Я согласно киваю головой.
– Смотри за дорогой, – напоминаю я.
Генри смотрит вперед.
– Спокойно, спокойно, – вновь повторяет он, пытаясь подавить в себе паническое чувство или, по крайней мере, сделать вид, что никакой паники и не было. Ведет он не очень уверенно, но кто бы смог хорошо вести машину в таких обстоятельствах?
Наконец в разговор вступает Келтон.
– Ничего страшного в этих мешках нет, – говорит он. – Их можно использовать при перевозке вещей. Я сам в таком держу грязную одежду для прачечной. В моей комнате лежит.
Сзади раздается негромкий стук. Это Жаки. Волосы ее треплет ветер, и чувствуется, что в кузове ей не вполне комфортно.
– Останови машину, – говорю я Генри. – Нужно, чтобы Жаки села.
– Я с удовольствием остановлюсь, когда мы подальше уберемся из этого места.
Очевидно, двадцати ярдов для получения удовольствия оказывается достаточно, потому что Генри почти сразу же выруливает к обочине и жмет на тормоз. Жаки выскакивает из кузова и бросается к двери водителя.
– Сваливай отсюда к чертовой матери! – кричит она. – Я за рулем!
– Поедешь на заднем сиденье или останешься здесь! – говорит ей Генри.
– Черта с два! – парирует Жаки.
– Хорошо, тогда прощай! – отвечает Генри и, включив переднюю передачу, жмет на газ, выруливая на асфальт и оставляя Жаки в клубах пыли.
– Какого дьявола! – орет Жаки, бросаясь вдогонку.
– Нельзя ее оставлять! – кричу я.
– Я и не собираюсь, – отвечает Генри, причем совершенно спокойно. – Это просто переговоры, и я действую с позиции силы.
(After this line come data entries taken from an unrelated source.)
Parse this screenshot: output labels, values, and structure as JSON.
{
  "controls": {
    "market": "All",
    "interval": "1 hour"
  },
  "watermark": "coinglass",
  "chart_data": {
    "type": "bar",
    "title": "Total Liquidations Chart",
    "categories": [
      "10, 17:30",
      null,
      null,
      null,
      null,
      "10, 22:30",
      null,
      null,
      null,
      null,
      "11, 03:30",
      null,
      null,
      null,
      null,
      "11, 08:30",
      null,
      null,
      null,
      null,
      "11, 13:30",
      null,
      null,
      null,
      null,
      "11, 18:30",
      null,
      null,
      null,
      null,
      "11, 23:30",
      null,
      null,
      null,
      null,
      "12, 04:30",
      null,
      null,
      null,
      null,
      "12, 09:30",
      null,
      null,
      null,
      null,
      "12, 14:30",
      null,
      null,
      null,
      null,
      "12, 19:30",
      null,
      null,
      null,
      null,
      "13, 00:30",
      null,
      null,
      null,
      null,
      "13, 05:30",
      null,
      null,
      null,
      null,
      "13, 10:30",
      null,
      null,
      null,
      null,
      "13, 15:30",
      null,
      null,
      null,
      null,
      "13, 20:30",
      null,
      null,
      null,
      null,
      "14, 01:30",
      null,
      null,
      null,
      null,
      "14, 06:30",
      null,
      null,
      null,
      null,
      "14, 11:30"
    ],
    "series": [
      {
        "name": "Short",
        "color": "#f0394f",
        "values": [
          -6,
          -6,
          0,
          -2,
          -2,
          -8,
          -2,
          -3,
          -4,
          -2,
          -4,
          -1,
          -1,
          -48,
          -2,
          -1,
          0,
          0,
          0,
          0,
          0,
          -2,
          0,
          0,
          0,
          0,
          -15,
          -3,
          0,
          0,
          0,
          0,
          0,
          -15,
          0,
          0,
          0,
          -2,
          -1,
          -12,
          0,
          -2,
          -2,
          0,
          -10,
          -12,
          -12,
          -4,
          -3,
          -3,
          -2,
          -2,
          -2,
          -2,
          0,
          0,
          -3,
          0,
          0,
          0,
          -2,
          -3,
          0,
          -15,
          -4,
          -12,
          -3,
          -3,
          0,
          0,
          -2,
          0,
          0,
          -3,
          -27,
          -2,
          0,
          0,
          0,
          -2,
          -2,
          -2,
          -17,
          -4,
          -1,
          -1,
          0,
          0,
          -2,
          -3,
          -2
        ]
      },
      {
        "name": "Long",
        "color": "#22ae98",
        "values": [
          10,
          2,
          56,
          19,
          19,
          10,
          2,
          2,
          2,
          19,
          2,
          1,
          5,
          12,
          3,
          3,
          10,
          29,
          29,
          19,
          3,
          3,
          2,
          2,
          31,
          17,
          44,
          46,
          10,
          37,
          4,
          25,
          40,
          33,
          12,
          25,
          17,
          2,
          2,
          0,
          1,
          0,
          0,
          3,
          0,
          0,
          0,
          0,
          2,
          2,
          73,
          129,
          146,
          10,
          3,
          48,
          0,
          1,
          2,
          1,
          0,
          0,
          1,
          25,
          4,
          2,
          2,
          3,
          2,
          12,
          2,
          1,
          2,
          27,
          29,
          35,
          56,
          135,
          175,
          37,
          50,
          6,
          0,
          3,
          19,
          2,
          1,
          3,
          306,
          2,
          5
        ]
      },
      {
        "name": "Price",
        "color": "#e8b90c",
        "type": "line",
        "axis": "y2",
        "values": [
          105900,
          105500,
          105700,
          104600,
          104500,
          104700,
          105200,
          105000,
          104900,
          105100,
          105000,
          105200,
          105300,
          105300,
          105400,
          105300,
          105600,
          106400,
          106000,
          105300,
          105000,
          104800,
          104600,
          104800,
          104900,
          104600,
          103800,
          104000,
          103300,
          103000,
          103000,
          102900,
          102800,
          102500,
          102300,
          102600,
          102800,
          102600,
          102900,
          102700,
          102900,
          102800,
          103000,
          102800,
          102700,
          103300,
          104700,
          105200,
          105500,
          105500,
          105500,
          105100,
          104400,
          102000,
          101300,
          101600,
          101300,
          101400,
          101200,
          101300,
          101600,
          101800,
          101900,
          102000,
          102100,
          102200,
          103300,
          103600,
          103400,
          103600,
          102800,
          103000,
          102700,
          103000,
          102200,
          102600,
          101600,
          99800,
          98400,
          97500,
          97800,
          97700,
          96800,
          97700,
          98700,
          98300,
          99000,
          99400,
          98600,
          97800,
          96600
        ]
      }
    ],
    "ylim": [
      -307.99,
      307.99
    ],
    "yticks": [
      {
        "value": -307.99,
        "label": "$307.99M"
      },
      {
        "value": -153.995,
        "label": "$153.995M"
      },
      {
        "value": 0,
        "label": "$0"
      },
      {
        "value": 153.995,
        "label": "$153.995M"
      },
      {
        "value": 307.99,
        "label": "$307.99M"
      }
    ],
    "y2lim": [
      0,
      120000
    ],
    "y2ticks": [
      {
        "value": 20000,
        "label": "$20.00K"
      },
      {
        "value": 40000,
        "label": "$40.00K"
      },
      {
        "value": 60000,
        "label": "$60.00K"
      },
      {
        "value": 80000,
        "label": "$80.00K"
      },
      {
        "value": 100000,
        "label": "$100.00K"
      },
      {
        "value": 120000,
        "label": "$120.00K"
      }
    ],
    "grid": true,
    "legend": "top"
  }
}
Он останавливает машину и дает Жаки догнать нас.
– Если ты хочешь хорошенько привязать болтающуюся на палубе пушку, вяжи ее покрепче. Понятно?
Жаки, догнав машину, исторгает из себя мыслимые и немыслимые проклятья. На Генри они, похоже, совсем не производят впечатления.
– На заднее сиденье! – говорит он. – Или мы расстаемся навсегда.
Жаки раздраженно залезает на заднее сиденье, подвигая Гарретта, и захлопывает дверь.
– Напомни мне, чтобы я придушила тебя во сне, Ройкрофт, – рычит она.
И тут я вспоминаю, что тот спортивного вида тип в очереди разоблачил Генри, и он – совсем не тот, за которого себя выдает.
– Слушай! А кто такой этот Ройкрофт? – спрашиваю я.
Генри даже не колеблется.
– Один идиот, который продал мне свою куртку за две бутылки воды.
– Подожди! – говорит Жаки. – Так ты что, все это время нам врал?
– Я не говорил, что моя фамилия Ройкрофт, – отвечает Генри. – Ты сама решила, что это так.
– Так как же тебя зовут? – спрашиваю я.
– Ты знаешь как.
– Я фамилию не знаю.
– Так мы что, по фамилиям будем друг друга величать? А если нет, то какое это имеет значение?
Наконец он поворачивается к Келтону:
– Ну, и как мы будем добираться до твоего убежища?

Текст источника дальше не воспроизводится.